Heinz levantó una mano —solo ligeramente—, pero Florián se estremeció.
—Viste lo que le hice a Arthur —continuó Heinz, su voz inquietantemente nivelada—.
Así que te sugiero que hables.
—Sus dedos se curvaron ligeramente, un recordatorio silencioso del poder que poseía—.
He estado observándote durante la última semana.
Cambiaste…
—Es por mi…
—No lo hagas.
La única palabra cortó el espacio entre ellos como una cuchilla.
La voz de Heinz permaneció uniforme, pero algo en ella llevaba una advertencia afilada y tácita.
—Ni siquiera menciones ese accidente.
Sé lo que pasó después de ello, y tu cambio repentino no fue parte de ello.
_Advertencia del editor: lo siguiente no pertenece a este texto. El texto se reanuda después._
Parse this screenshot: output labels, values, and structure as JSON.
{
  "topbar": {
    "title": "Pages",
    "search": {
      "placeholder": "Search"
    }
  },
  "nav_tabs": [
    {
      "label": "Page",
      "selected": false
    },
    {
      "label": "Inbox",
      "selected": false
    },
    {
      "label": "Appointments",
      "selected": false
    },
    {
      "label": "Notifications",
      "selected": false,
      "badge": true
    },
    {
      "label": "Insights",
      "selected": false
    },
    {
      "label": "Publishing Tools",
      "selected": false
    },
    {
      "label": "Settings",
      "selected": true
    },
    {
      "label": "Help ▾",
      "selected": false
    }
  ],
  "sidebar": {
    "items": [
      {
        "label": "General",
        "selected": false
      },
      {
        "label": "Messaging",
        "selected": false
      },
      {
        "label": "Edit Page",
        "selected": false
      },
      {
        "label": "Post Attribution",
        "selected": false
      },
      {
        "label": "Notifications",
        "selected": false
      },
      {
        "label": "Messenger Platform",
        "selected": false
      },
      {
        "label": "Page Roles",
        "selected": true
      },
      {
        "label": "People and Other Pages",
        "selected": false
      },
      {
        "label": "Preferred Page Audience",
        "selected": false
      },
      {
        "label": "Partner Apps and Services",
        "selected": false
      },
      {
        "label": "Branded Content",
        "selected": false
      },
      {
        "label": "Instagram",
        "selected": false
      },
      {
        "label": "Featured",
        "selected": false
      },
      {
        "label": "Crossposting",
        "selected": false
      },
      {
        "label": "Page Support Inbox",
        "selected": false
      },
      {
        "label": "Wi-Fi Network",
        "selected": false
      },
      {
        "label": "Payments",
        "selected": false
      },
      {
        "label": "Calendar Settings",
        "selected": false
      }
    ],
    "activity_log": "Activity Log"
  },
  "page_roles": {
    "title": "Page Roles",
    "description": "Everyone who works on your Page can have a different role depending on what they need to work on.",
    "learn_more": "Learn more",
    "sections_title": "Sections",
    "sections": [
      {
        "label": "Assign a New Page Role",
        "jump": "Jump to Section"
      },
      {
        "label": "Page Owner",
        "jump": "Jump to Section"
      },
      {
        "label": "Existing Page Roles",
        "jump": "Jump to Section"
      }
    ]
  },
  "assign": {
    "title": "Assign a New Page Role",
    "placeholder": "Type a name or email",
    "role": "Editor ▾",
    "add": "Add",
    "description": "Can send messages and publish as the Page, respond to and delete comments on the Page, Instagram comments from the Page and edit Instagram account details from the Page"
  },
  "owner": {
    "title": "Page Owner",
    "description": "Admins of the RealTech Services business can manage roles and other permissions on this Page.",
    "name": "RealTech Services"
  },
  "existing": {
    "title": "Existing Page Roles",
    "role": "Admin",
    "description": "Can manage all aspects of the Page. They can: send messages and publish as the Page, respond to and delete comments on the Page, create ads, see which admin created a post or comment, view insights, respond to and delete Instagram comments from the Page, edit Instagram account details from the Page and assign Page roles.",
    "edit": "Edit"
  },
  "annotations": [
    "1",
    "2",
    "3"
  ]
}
Un escalofrío recorrió la columna de Florián.
«¿Qué?»
La habitación se sentía más pequeña ahora.
Las paredes se sentían más cercanas.
Heinz no tenía sentido.
¿Mi cambio no fue parte de ello?
«¿Qué significaba eso?»
Los labios de Florián se separaron, pero las palabras se atascaron en su garganta cuando la realización lo golpeó como una ola que se estrella…
Los ojos del rey se fijaron en los suyos, sin parpadear e inquebrantables.
—Es imposible que seas como yo —dijo Heinz, su voz más tranquila ahora —casi pensativa, pero entrelazada con algo oscuro.
¿Como…
él?
—Porque si lo fueras —continuó Heinz, levantándose de su silla con pasos lentos y deliberados—, ni siquiera te atreverías a mirarme a los ojos.
La habitación se inclinó.
O tal vez era solo Florián.
Su cuerpo reaccionó antes de que su mente pudiera, dando un paso atrás instintivamente.
Heinz no dejó de avanzar.
El aire entre ellos crepitaba con una tensión no expresada, presionando a Florián como un peso físico.
El aroma del humo de las velas y el pergamino envejecido se aferraba al espacio entre ellos, pero todo en lo que Florián podía concentrarse era en el sonido de los pasos de Heinz, lentos y metódicos, como si saboreara cada centímetro de la distancia que estaba cerrando.
Heinz se cernía sobre él ahora, su presencia sofocante.
—No cuando yo soy quien te hizo ejecutar.